Erstaunlicherweise sind wir weit davon entfernt, gemeinsame und öffentliche Kulturdiskussionen zu führen. Ich begründe damit einen Grossteil des Besucherrückganges und das allgemeine Desinteresse an kulturellen Themen. Die städtischen Quartierszenen werden erst jetzt in die kulturelle Diskussion der Stadt Bern aufgenommen. Bisher war das kaum Thema. Die Integration der Bevölkerung in die heutige Kulturpolitik ist zu einseitig ausgelegt und schliesst mehrheitlich aus. Schätzungsweise 85 Prozent der Arbeit der heutigen Abteilung KulturStadtBern haben mit der Finanzierung von Kunstprojekten oder Kulturinstitutionen zu tun, der jährliche Tätigkeitsbericht klingt wie ein Gewerkschaftsbericht für Kulturschaffende. Skandalmeldungen sind das Einzige, was aus dieser Abteilung noch zu hören ist. Es werden keine Analysen oder Erfassungen von den Bedürfnissen und Problemen in der Bevölkerung gemacht und auch nicht angeboten. Studien werden nur erstellt, um politische Geldforderungen zu ermöglichen – entsprechend diffus sind diese Auswertungen.

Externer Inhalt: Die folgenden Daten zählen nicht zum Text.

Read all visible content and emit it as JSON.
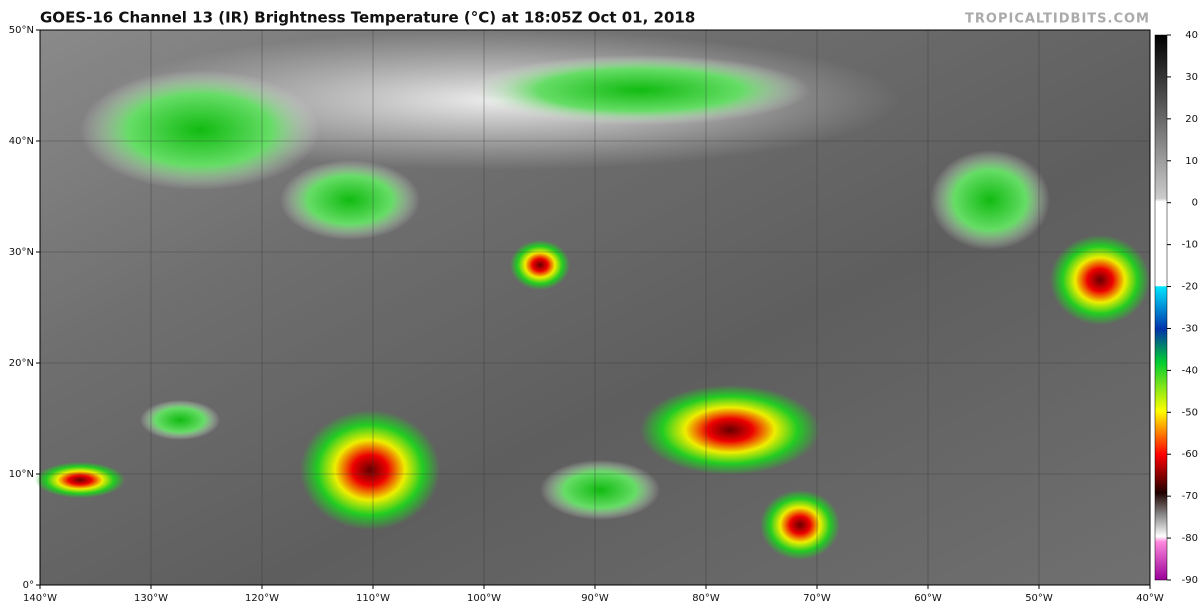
{
  "map": {
    "title": "GOES-16 Channel 13 (IR) Brightness Temperature (°C) at 18:05Z Oct 01, 2018",
    "watermark": "TROPICALTIDBITS.COM",
    "lonlim": [
      -140,
      -40
    ],
    "latlim": [
      0,
      50
    ],
    "lonticks": [
      {
        "value": -140,
        "label": "140°W"
      },
      {
        "value": -130,
        "label": "130°W"
      },
      {
        "value": -120,
        "label": "120°W"
      },
      {
        "value": -110,
        "label": "110°W"
      },
      {
        "value": -100,
        "label": "100°W"
      },
      {
        "value": -90,
        "label": "90°W"
      },
      {
        "value": -80,
        "label": "80°W"
      },
      {
        "value": -70,
        "label": "70°W"
      },
      {
        "value": -60,
        "label": "60°W"
      },
      {
        "value": -50,
        "label": "50°W"
      },
      {
        "value": -40,
        "label": "40°W"
      }
    ],
    "latticks": [
      {
        "value": 0,
        "label": "0°"
      },
      {
        "value": 10,
        "label": "10°N"
      },
      {
        "value": 20,
        "label": "20°N"
      },
      {
        "value": 30,
        "label": "30°N"
      },
      {
        "value": 40,
        "label": "40°N"
      },
      {
        "value": 50,
        "label": "50°N"
      }
    ],
    "colorbar": {
      "lim": [
        -90,
        40
      ],
      "ticks": [
        40,
        30,
        20,
        10,
        0,
        -10,
        -20,
        -30,
        -40,
        -50,
        -60,
        -70,
        -80,
        -90
      ]
    }
  }
}
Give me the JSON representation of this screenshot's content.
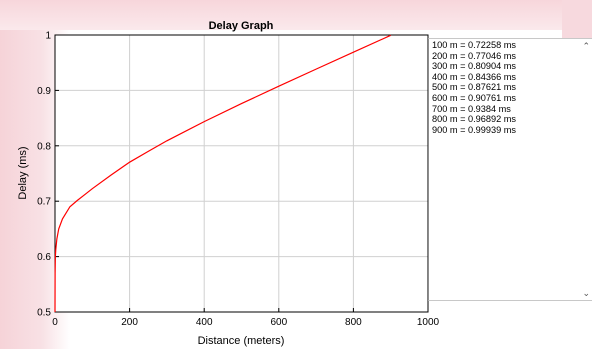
{
  "chart_data": {
    "type": "line",
    "title": "Delay Graph",
    "xlabel": "Distance (meters)",
    "ylabel": "Delay (ms)",
    "xlim": [
      0,
      1000
    ],
    "ylim": [
      0.5,
      1
    ],
    "xticks": [
      0,
      200,
      400,
      600,
      800,
      1000
    ],
    "yticks": [
      0.5,
      0.6,
      0.7,
      0.8,
      0.9,
      1
    ],
    "xtick_labels": [
      "0",
      "200",
      "400",
      "600",
      "800",
      "1000"
    ],
    "ytick_labels": [
      "0.5",
      "0.6",
      "0.7",
      "0.8",
      "0.9",
      "1"
    ],
    "grid": true,
    "series": [
      {
        "color": "#ff0000",
        "x": [
          0,
          0.3,
          1,
          2,
          5,
          10,
          20,
          40,
          60,
          80,
          100,
          150,
          200,
          250,
          300,
          400,
          500,
          600,
          700,
          800,
          900
        ],
        "y": [
          0.5,
          0.57,
          0.6,
          0.612,
          0.632,
          0.65,
          0.668,
          0.69,
          0.7015,
          0.712,
          0.72258,
          0.747,
          0.77046,
          0.79,
          0.80904,
          0.84366,
          0.87621,
          0.90761,
          0.9384,
          0.96892,
          0.99939
        ]
      }
    ]
  },
  "results_list": {
    "items": [
      "100 m = 0.72258 ms",
      "200 m = 0.77046 ms",
      "300 m = 0.80904 ms",
      "400 m = 0.84366 ms",
      "500 m = 0.87621 ms",
      "600 m = 0.90761 ms",
      "700 m = 0.9384 ms",
      "800 m = 0.96892 ms",
      "900 m = 0.99939 ms"
    ]
  },
  "colors": {
    "line": "#ff0000",
    "grid": "#d0d0d0",
    "axis": "#000000"
  }
}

Ein Missverständnis: Kulturbehörden wollen grundsätzlich keinen Dialog führen – das wird bei der Stadt, beim Kanton wie beim Bundesamt für Kultur so gepflegt. Diese Abteilungen arbeiten auf Geheiss der Wahlpropaganda der Politik und sind immun gegen die Funktion, der Öffentlichkeit zu dienen. Der Auftrag wäre eigentlich, die gesellschaftlichen Fragen zu definieren – durch den Dialog mit allen Beteiligten. Und ob KünstlerInnen, Kunst- und Kulturinstitutionen, sie alle sind die Branchenteilnehmer*innen, die unterhaltende oder kreative Lösungen für eine sich entwickelnde Gesellschaft bieten können, wollen und sollten. Doch wer definiert die Fragen? Lösungen suchen wofür? Für fehlende Innovationen, deren Innovation wir nicht als solche erkennen, weil wir nicht wissen, wonach wir suchen?

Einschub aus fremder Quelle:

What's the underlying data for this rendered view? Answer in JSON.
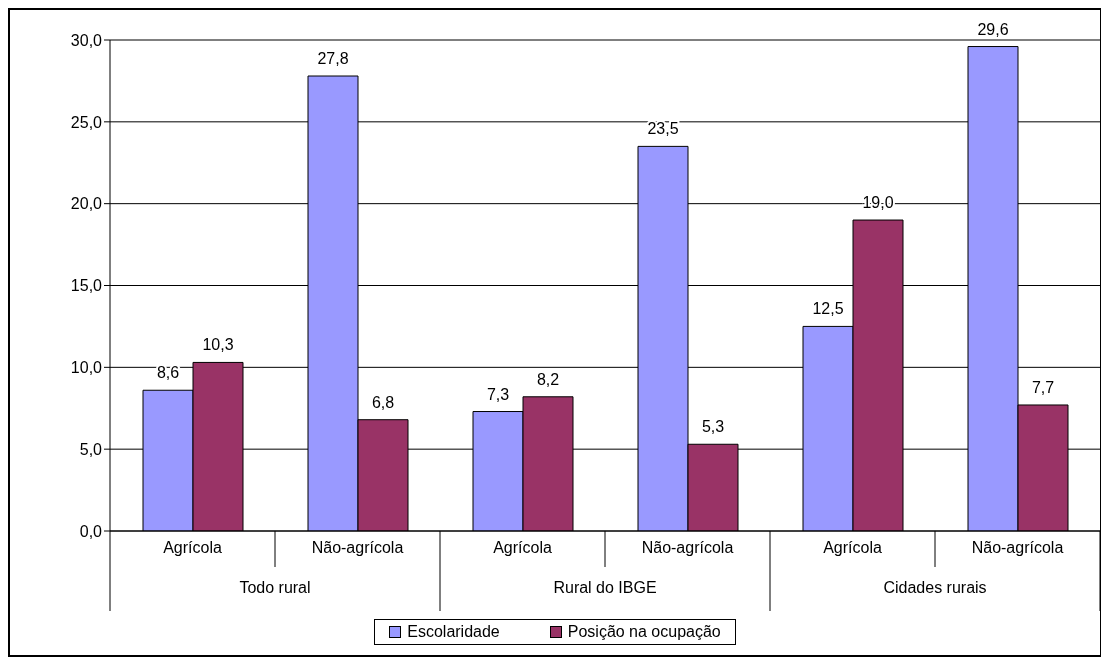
{
  "chart_data": {
    "type": "bar",
    "categories": [
      "Agrícola",
      "Não-agrícola",
      "Agrícola",
      "Não-agrícola",
      "Agrícola",
      "Não-agrícola"
    ],
    "series": [
      {
        "name": "Escolaridade",
        "color": "#9999ff",
        "values": [
          8.6,
          27.8,
          7.3,
          23.5,
          12.5,
          29.6
        ],
        "value_labels": [
          "8,6",
          "27,8",
          "7,3",
          "23,5",
          "12,5",
          "29,6"
        ]
      },
      {
        "name": "Posição na ocupação",
        "color": "#993366",
        "values": [
          10.3,
          6.8,
          8.2,
          5.3,
          19.0,
          7.7
        ],
        "value_labels": [
          "10,3",
          "6,8",
          "8,2",
          "5,3",
          "19,0",
          "7,7"
        ]
      }
    ],
    "annotations": [
      "Todo rural",
      "Rural do IBGE",
      "Cidades rurais"
    ],
    "ylim": [
      0,
      30
    ],
    "yticks": [
      {
        "value": 0,
        "label": "0,0"
      },
      {
        "value": 5,
        "label": "5,0"
      },
      {
        "value": 10,
        "label": "10,0"
      },
      {
        "value": 15,
        "label": "15,0"
      },
      {
        "value": 20,
        "label": "20,0"
      },
      {
        "value": 25,
        "label": "25,0"
      },
      {
        "value": 30,
        "label": "30,0"
      }
    ],
    "grid": "y",
    "legend": "bottom"
  }
}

Der Auftragstext wurde in der HKB Zeitung Ausgabe 4/2018 (Dezember 2018 – Februar 2019) gedruckt.
Thema: Kultur – Politik – Förderung
Wer sich in der Kulturszene und in der Kulturpolitik bewegt, kennt den Wunsch nach vermehrten Diskussionen und Debatten. Parallel zum sukzessiven Abbau bei den traditionellen Kulturmedien wächst das Bedürfnis nach Kritik und Diskurs.
Auch die HKB-Zeitung will sich stärker in der Berner Kultur- und Kunstwelt einbringen und einmischen. Wir wollen mehr Meinungen abbilden. Wir wollen mehr Diskussionen führen (lassen). Wir möchten, dass Sie über uns reden.
In dieser Ausgabe starten wir mit einer gross angelegten Runde zur Kulturstadt Bern. Was bieten das Kunstschaffen und die Kulturförderung in Bern? Was nicht? Was ist einem wichtig und lieb an der Kulturstadt Bern? Dazu befragen wir auch sechs Studierende und Alumni der HKB. Ausserdem lassen wir in der neuen Rubrik Stellungnahme den ensuite-Chefredaktor Lukas Vogelsang zu Wort kommen. Mit einer Fotostrecke von Marco Frauchiger, Student im Master Contemporary Arts Practice, gehen wir den visuellen Spuren der Kulturstadt Bern nach.